Grandes lições nos aguardam. Diante das transformações que o mundo vive neste início de século XXI, a educação que nos forma para um mundo funcional e baseado na lógica do consumo está se mostrando incompleta, já que as escolas formam para o mercado e não para a vida - como se o primeiro pudesse reger a segunda.
Com a urgência de quem precisa passar de ano e sair do vermelho, o mundo experimenta um novo repertório, ainda em construção, para o qual a Educação Ambiental é indispensável.
A lição de se compreender a Vida sob uma perspectiva sistêmica, integrada e interdependente está mais próxima de uma transgressão aos padrões do que de uma formação educacional. Pessoas bem formadas se posicionam melhor na sociedade porque estão dentro de sua fôrma - daí a origem da palavra “formatura”. Em meio a um mundo consumista, hedonista e insustentável, a Educação Ambiental não é “formadora”. Foge da condição de ser mais uma disciplina no currículo e se afirma, como nenhuma outra, como educação alternativa. É transgressora. É subversiva.
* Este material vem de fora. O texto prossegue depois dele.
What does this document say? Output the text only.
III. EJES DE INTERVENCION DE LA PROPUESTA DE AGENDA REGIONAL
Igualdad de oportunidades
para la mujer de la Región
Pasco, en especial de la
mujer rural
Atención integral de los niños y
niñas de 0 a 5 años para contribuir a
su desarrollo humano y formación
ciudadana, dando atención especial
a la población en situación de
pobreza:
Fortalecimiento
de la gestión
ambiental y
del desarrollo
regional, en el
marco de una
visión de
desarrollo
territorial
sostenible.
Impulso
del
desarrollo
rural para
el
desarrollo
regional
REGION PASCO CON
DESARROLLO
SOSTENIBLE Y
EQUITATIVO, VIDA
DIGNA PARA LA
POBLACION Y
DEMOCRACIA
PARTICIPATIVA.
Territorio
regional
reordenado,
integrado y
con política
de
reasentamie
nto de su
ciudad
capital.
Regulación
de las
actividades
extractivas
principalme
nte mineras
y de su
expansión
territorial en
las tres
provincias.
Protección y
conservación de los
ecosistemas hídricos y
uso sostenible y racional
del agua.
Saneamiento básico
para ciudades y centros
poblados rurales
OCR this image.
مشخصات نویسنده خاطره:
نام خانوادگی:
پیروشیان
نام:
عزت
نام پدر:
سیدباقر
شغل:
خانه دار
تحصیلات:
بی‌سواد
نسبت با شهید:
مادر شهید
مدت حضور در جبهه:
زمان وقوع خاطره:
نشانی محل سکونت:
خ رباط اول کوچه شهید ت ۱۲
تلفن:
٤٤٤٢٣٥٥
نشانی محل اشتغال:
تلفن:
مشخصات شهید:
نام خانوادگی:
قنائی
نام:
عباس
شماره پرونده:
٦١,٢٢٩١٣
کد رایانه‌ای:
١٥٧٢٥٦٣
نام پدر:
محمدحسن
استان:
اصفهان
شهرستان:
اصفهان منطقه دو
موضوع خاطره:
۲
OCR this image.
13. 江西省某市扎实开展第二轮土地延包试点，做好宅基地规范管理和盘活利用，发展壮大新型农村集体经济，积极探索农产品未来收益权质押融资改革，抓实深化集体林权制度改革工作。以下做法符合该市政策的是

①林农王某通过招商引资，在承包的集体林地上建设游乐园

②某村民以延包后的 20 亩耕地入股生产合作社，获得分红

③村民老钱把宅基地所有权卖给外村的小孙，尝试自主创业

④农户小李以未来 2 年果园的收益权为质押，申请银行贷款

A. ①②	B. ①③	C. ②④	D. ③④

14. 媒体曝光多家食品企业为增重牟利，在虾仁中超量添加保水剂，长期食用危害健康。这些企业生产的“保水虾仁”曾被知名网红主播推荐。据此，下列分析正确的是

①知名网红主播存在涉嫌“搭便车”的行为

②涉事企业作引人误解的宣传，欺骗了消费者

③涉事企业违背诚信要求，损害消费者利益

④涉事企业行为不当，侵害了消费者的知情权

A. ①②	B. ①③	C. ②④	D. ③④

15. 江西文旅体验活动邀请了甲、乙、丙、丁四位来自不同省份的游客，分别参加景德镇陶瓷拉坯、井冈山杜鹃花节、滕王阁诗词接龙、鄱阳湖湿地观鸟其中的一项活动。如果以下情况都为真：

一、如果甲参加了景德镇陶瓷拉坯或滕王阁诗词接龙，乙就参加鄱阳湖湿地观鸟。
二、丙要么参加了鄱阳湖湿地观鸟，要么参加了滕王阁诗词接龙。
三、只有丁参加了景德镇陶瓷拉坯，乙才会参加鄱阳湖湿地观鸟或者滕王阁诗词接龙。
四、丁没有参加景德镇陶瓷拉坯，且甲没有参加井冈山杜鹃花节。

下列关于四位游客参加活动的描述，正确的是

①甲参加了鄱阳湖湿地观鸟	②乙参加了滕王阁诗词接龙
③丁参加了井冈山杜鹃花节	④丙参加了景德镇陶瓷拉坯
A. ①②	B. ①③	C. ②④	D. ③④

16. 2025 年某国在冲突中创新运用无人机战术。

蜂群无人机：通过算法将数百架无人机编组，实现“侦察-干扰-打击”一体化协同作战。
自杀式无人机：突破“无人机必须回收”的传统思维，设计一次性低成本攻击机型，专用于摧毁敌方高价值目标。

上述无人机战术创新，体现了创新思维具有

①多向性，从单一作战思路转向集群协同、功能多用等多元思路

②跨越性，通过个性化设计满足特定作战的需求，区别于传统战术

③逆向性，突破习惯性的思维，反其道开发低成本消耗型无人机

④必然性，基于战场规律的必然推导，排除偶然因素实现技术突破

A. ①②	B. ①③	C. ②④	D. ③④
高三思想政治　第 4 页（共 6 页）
Transformar o mundo está na razão de ser da Educação Ambiental (EA). O primeiro princípio básico previsto pela Política Nacional de Educação Ambiental é de que ela tenha “o enfoque humanista, holístico, democrático e participativo”. Ou seja, não deve de modo algum ser voltada apenas ao estudo da flora e da fauna. Deve sim, como prevêem diversos estudos na área, ser crítica e emancipatória.
Não é à toa que a atividade de maior repercussão, entre o extenso portfólio do Programa Nacional de Educação Ambiental, seja a Conferência Infanto-Juvenil pelo Meio Ambiente. A oportunidade, que começa com conferências locais nas escolas e leva representantes a Brasília para uma edição nacional, oferece ao jovem poder de mudança da realidade, convocando-o à responsabilidade pelo seu ambiente e estimulando a reflexão e o engajamento.
O exemplo demonstra ainda dois aspectos fundamentais à Educação Ambiental: o sociopolítico, que permite compreender a realidade de forma crítica e propositiva, e o saber ecossistêmico. Assim, somos convocados a pensar uma gestão mais abrangente do mundo, em que o meio ambiente deixa de ser um fator a ser considerado para ser uma dimensão transversal a todos os fatores.
Neste sentido, o Plano Nacional de Educação para os próximos dez anos, em tramitação no Congresso, poderia ter sido escrito no século passado. Preocupado ainda com o requisito básico da universalização do ensino, propõe apenas metas numéricas, que pensam tratar da qualidade do aprendizado. Se for bem cumprido, finalmente as crianças sairão da escola sabendo ler e escrever. Mas, segundo o Plano, os brasileiros que devem guiar o século XXI continuarão analfabetos ambientais.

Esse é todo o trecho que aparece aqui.